Friday 20 May 2016

To all those who loved the old Lake Simcoe

Remembering Lake Simcoe, I cry.

Myra, my mother, and her little sister Barbara, board the train, in Toronto, with their grand parents set towards happiness and freedom on the sandy cove of Lake Simcoe. The air fresh, the water pure.

Their parents meet them and all their summer baggage at the Craigevale Station. They had taken the longer journey by horse and buggy. They stayed overnight in Aurora.

All embrace each other, embracing summer.

Grandfather had bought the land, almost a concession, for the timber in the 1880's. The trees provided the British Navy, with mighty, tall, straight masts for ships, that ruled the Empire.
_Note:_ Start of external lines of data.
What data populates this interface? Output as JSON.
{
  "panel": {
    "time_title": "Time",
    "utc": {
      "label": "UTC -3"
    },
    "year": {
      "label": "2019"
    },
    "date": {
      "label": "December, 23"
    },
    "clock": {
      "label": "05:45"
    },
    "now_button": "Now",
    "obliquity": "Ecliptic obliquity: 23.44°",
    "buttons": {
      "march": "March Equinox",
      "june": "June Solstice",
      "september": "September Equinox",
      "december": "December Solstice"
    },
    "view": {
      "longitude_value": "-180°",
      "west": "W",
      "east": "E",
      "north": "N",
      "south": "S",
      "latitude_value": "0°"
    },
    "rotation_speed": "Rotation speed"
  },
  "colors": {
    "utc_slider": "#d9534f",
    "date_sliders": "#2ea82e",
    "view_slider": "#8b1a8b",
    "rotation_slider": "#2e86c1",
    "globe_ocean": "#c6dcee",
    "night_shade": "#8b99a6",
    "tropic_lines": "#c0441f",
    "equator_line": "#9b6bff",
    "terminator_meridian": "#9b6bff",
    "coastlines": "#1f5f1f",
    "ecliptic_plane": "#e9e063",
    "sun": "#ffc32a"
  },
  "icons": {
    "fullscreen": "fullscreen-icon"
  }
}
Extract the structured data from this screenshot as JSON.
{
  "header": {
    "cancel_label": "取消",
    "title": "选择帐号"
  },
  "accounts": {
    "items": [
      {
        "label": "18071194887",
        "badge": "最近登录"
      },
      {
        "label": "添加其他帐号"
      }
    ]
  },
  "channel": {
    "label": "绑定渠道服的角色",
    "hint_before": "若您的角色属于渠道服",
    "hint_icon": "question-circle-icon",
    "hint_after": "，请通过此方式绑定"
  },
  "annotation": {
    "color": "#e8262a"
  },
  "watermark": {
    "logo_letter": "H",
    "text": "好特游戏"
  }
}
Other trees provided the sounding boards for Heintzman pianos.

It turned out, that what he was really purchasing was fresh air, fresh food for his loved grandchildren away from the hot, dirty city.

In the simple cottages along the shore, his grandchildren and their grandchildren were able to breathe deeply, think deeply, create and be. This was an imaginative life beyond imagining.

Swimming,  exploring, hiding, hoping, being. Summer.

My children met this world, that belonged to my cousins and me.

Bonfires on the beach, stargazing with the generations, oldies and newbies frolicking in the big waves, rowboats, canoes, card games, boardgames, corn roasts, popcorn among so many loved and loving.

I cry. The city eventually swallowed the magic of the place. Fairy circles were covered with interlocking brick. We were unable to protect this place from the power of money.

May other places escape this brutality of time. I continue to cry.